In C you usually use a combination of preprocessor macros and custom prefix to avoid this problem, without having to adjust large portions of code.
PFNGLMULTITEXCOORD2FARBPROC myglMultiTexCoord2fARB;
#define glMultiTexCoord2fARB myglMultiTexCoord2fARB
PFNGLACTIVETEXTUREARBPROC myglActiveTexture;
#define glActiveTexture myglActiveTexture
glActiveTexture = (PFNGLACTIVETEXTUREARBPROC) wglGetProcAddress((LPCSTR)"glActiveTextureARB");
glMultiTexCoord2fARB = (PFNGLMULTITEXCOORD2FARBPROC) wglGetProcAddress((LPCSTR)"glMultiTexCoord2fARB");
I really don't know of any other reason why things should fail if you have a valid render context active and the extensions supported.
GLEE is a dead library; it hasn't been updated in a long time.
GLEW is a fine extension loading library, but it has some issues working with core 3.2 and above.
I would suggest GL3W. The beauty of it is that it is self-updating; it downloads and parses the headers by itself.
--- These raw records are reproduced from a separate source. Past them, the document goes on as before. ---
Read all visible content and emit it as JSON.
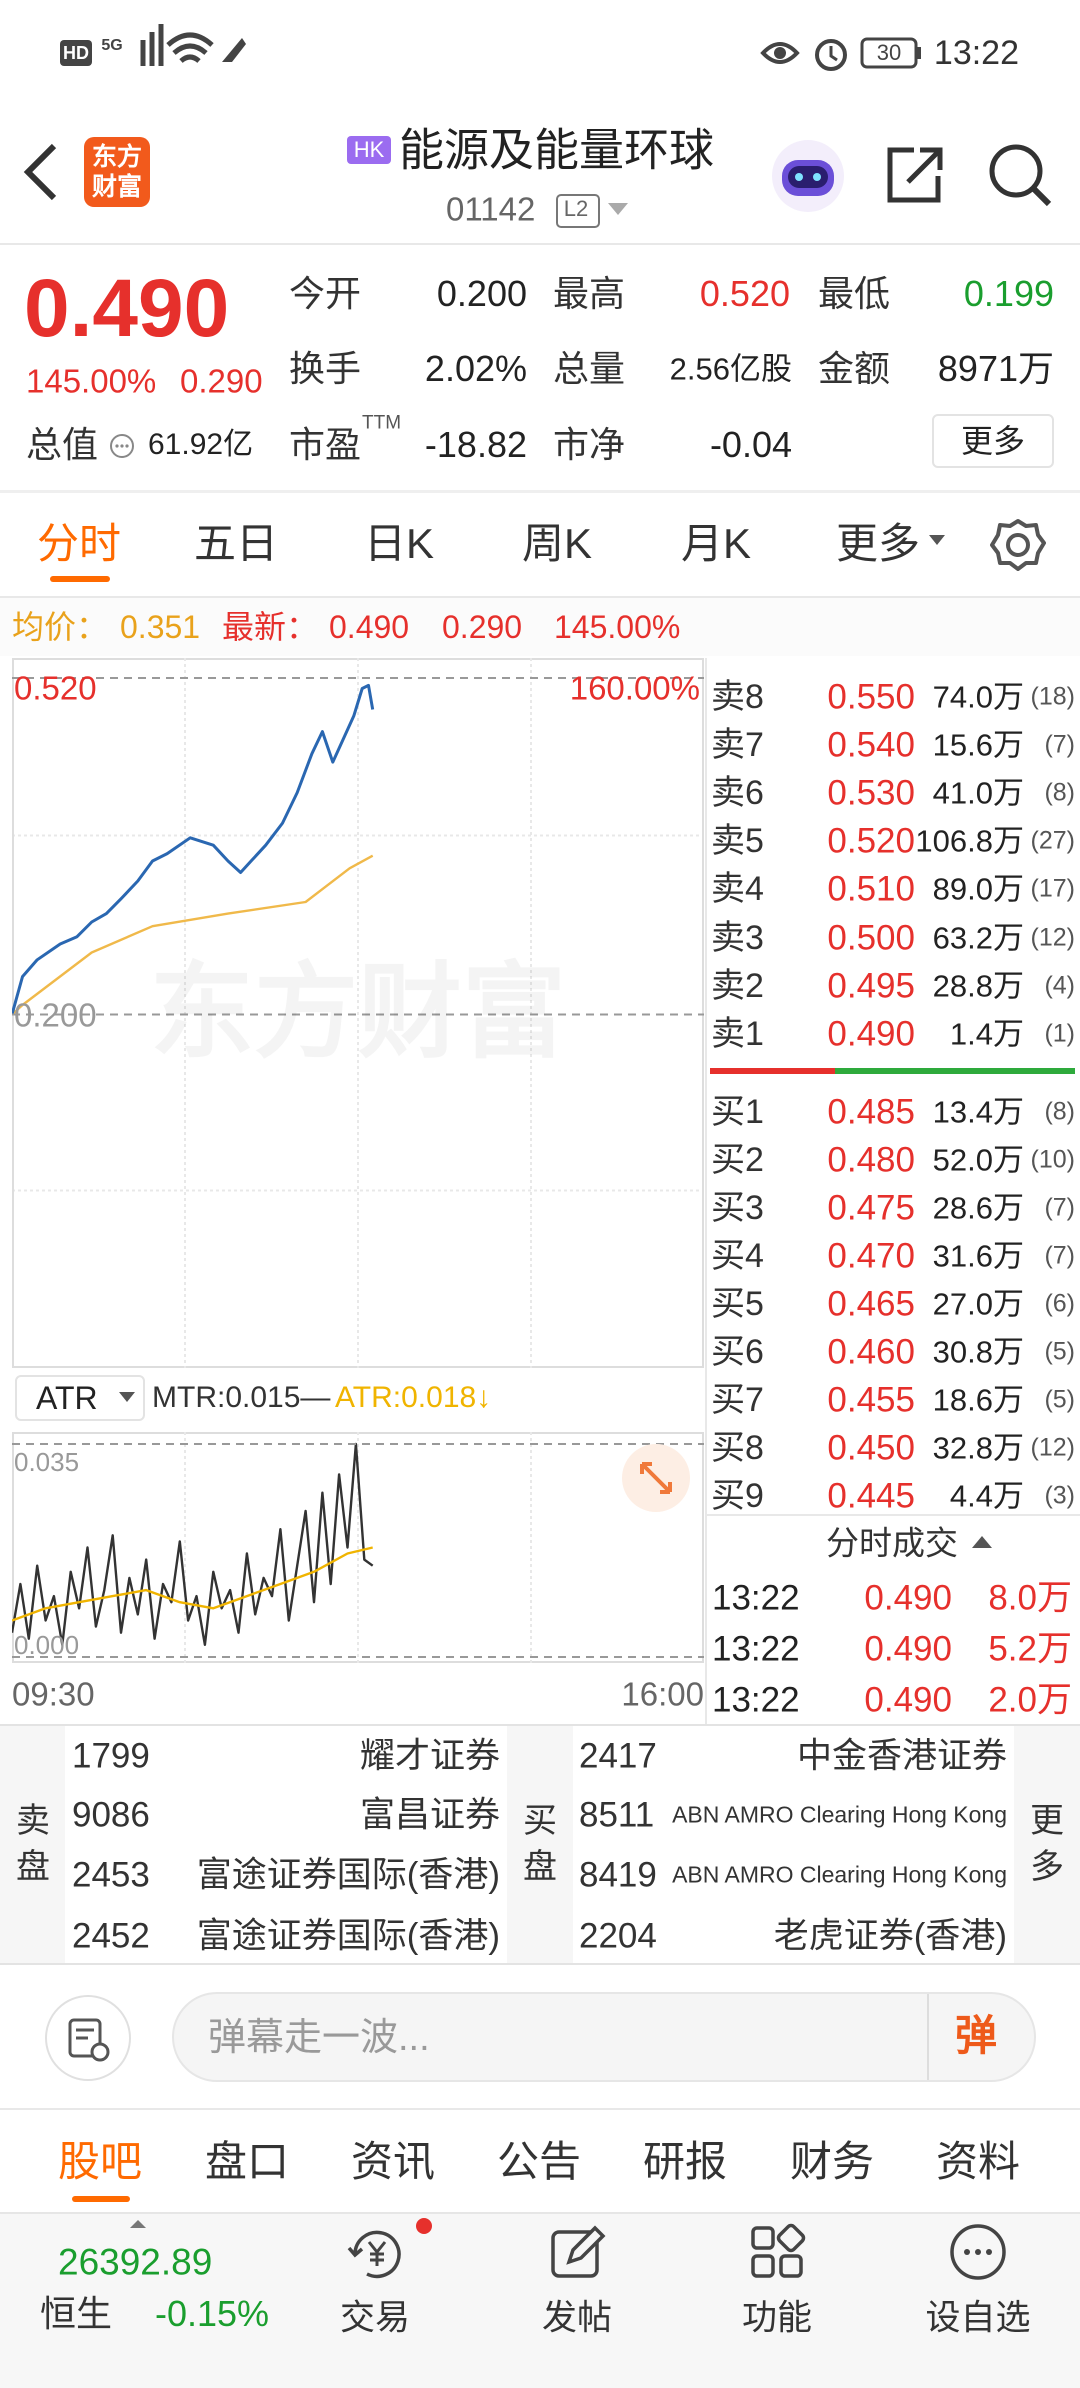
{
  "status_bar": {
    "network": "HD",
    "signal": "5G",
    "battery": "30",
    "time": "13:22"
  },
  "header": {
    "logo": "东方财富",
    "market": "HK",
    "title": "能源及能量环球",
    "code": "01142",
    "level": "L2"
  },
  "quote": {
    "price": "0.490",
    "change_pct": "145.00%",
    "change": "0.290",
    "fields": [
      {
        "label": "今开",
        "value": "0.200"
      },
      {
        "label": "最高",
        "value": "0.520"
      },
      {
        "label": "最低",
        "value": "0.199"
      },
      {
        "label": "换手",
        "value": "2.02%"
      },
      {
        "label": "总量",
        "value": "2.56亿股"
      },
      {
        "label": "金额",
        "value": "8971万"
      },
      {
        "label": "总值",
        "value": "61.92亿"
      },
      {
        "label": "市盈",
        "superscript": "TTM",
        "value": "-18.82"
      },
      {
        "label": "市净",
        "value": "-0.04"
      }
    ],
    "more": "更多"
  },
  "tabs": {
    "items": [
      "分时",
      "五日",
      "日K",
      "周K",
      "月K",
      "更多"
    ],
    "active": 0
  },
  "info": {
    "avg": "0.351",
    "latest": "0.490",
    "change": "0.290",
    "change_pct": "145.00%"
  },
  "chart_data": [
    {
      "type": "line",
      "watermark": "东方财富",
      "grid": true,
      "xlim": [
        0,
        330
      ],
      "ylim": [
        -0.12,
        0.52
      ],
      "y2lim": [
        -160,
        160
      ],
      "yticks": [
        {
          "value": 0.52,
          "label": "0.520"
        },
        {
          "value": 0.2,
          "label": "0.200"
        }
      ],
      "y2ticks": [
        {
          "value": 160,
          "label": "160.00%"
        }
      ],
      "series": [
        {
          "name": "均价：",
          "color": "#f0b94a",
          "x": [
            0,
            5,
            38,
            67,
            103,
            140,
            161,
            172
          ],
          "values": [
            0.2,
            0.209,
            0.259,
            0.284,
            0.296,
            0.307,
            0.339,
            0.351
          ]
        },
        {
          "name": "最新：",
          "color": "#2a67b1",
          "x": [
            0,
            5,
            12,
            23,
            31,
            38,
            45,
            52,
            60,
            67,
            74,
            85,
            96,
            103,
            109,
            114,
            121,
            129,
            136,
            143,
            148,
            153,
            158,
            163,
            167,
            170,
            172
          ],
          "values": [
            0.2,
            0.236,
            0.252,
            0.267,
            0.274,
            0.288,
            0.296,
            0.31,
            0.327,
            0.346,
            0.353,
            0.368,
            0.361,
            0.346,
            0.335,
            0.346,
            0.361,
            0.382,
            0.411,
            0.448,
            0.469,
            0.44,
            0.462,
            0.484,
            0.51,
            0.513,
            0.49
          ]
        }
      ]
    },
    {
      "type": "line",
      "indicator": "ATR",
      "grid": true,
      "xlim": [
        0,
        330
      ],
      "ylim": [
        0,
        0.035
      ],
      "xticks": [
        {
          "value": 0,
          "label": "09:30"
        },
        {
          "value": 330,
          "label": "16:00"
        }
      ],
      "yticks": [
        {
          "value": 0.035,
          "label": "0.035"
        },
        {
          "value": 0,
          "label": "0.000"
        }
      ],
      "series": [
        {
          "name": "MTR",
          "legend": "MTR:0.015—",
          "color": "#333333",
          "x": [
            0,
            4,
            8,
            12,
            16,
            20,
            24,
            28,
            32,
            36,
            40,
            44,
            48,
            52,
            56,
            60,
            64,
            68,
            72,
            76,
            80,
            84,
            88,
            92,
            96,
            100,
            104,
            108,
            112,
            116,
            120,
            124,
            128,
            132,
            136,
            140,
            144,
            148,
            152,
            156,
            160,
            164,
            168,
            172
          ],
          "values": [
            0.004,
            0.012,
            0.003,
            0.015,
            0.006,
            0.01,
            0.002,
            0.014,
            0.008,
            0.018,
            0.005,
            0.011,
            0.02,
            0.004,
            0.013,
            0.007,
            0.016,
            0.003,
            0.012,
            0.009,
            0.019,
            0.006,
            0.01,
            0.002,
            0.014,
            0.008,
            0.011,
            0.004,
            0.017,
            0.007,
            0.013,
            0.01,
            0.021,
            0.006,
            0.015,
            0.024,
            0.009,
            0.027,
            0.012,
            0.03,
            0.018,
            0.035,
            0.016,
            0.015
          ]
        },
        {
          "name": "ATR",
          "legend": "ATR:0.018↓",
          "color": "#f0b400",
          "x": [
            0,
            16,
            32,
            48,
            64,
            80,
            96,
            112,
            128,
            144,
            160,
            172
          ],
          "values": [
            0.006,
            0.008,
            0.009,
            0.01,
            0.011,
            0.009,
            0.008,
            0.01,
            0.012,
            0.014,
            0.017,
            0.018
          ]
        }
      ]
    }
  ],
  "order_book": {
    "asks": [
      {
        "label": "卖8",
        "price": "0.550",
        "volume": "74.0万",
        "count": "(18)"
      },
      {
        "label": "卖7",
        "price": "0.540",
        "volume": "15.6万",
        "count": "(7)"
      },
      {
        "label": "卖6",
        "price": "0.530",
        "volume": "41.0万",
        "count": "(8)"
      },
      {
        "label": "卖5",
        "price": "0.520",
        "volume": "106.8万",
        "count": "(27)"
      },
      {
        "label": "卖4",
        "price": "0.510",
        "volume": "89.0万",
        "count": "(17)"
      },
      {
        "label": "卖3",
        "price": "0.500",
        "volume": "63.2万",
        "count": "(12)"
      },
      {
        "label": "卖2",
        "price": "0.495",
        "volume": "28.8万",
        "count": "(4)"
      },
      {
        "label": "卖1",
        "price": "0.490",
        "volume": "1.4万",
        "count": "(1)"
      }
    ],
    "bids": [
      {
        "label": "买1",
        "price": "0.485",
        "volume": "13.4万",
        "count": "(8)"
      },
      {
        "label": "买2",
        "price": "0.480",
        "volume": "52.0万",
        "count": "(10)"
      },
      {
        "label": "买3",
        "price": "0.475",
        "volume": "28.6万",
        "count": "(7)"
      },
      {
        "label": "买4",
        "price": "0.470",
        "volume": "31.6万",
        "count": "(7)"
      },
      {
        "label": "买5",
        "price": "0.465",
        "volume": "27.0万",
        "count": "(6)"
      },
      {
        "label": "买6",
        "price": "0.460",
        "volume": "30.8万",
        "count": "(5)"
      },
      {
        "label": "买7",
        "price": "0.455",
        "volume": "18.6万",
        "count": "(5)"
      },
      {
        "label": "买8",
        "price": "0.450",
        "volume": "32.8万",
        "count": "(12)"
      },
      {
        "label": "买9",
        "price": "0.445",
        "volume": "4.4万",
        "count": "(3)"
      }
    ]
  },
  "trades": {
    "title": "分时成交",
    "rows": [
      [
        "13:22",
        "0.490",
        "8.0万"
      ],
      [
        "13:22",
        "0.490",
        "5.2万"
      ],
      [
        "13:22",
        "0.490",
        "2.0万"
      ]
    ]
  },
  "brokers": {
    "sell_label": "卖盘",
    "buy_label": "买盘",
    "more": "更多",
    "sell": [
      [
        "1799",
        "耀才证券"
      ],
      [
        "9086",
        "富昌证券"
      ],
      [
        "2453",
        "富途证券国际(香港)"
      ],
      [
        "2452",
        "富途证券国际(香港)"
      ]
    ],
    "buy": [
      [
        "2417",
        "中金香港证券"
      ],
      [
        "8511",
        "ABN AMRO Clearing Hong Kong"
      ],
      [
        "8419",
        "ABN AMRO Clearing Hong Kong"
      ],
      [
        "2204",
        "老虎证券(香港)"
      ]
    ]
  },
  "comment": {
    "placeholder": "弹幕走一波...",
    "button": "弹"
  },
  "bottom_tabs": {
    "items": [
      "股吧",
      "盘口",
      "资讯",
      "公告",
      "研报",
      "财务",
      "资料"
    ],
    "active": 0
  },
  "nav": {
    "index": {
      "value": "26392.89",
      "name": "恒生",
      "change": "-0.15%"
    },
    "items": [
      "交易",
      "发帖",
      "功能",
      "设自选"
    ]
  }
}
The downside is that you need a Python 2.6 installation to generate the loader. But it provides reasonably good results otherwise.
I recommend GLEW/GLEE for extension management.
Rastertek tutorial has the complete setup required to make wglGetProcAddress to work. GLEW doesn't work for me either, I've tried everything I could think of and I asked many people about it but it simply doesn't work in VS 2012, not to mention the enormous frustration I experienced when I wanted to compile a shader.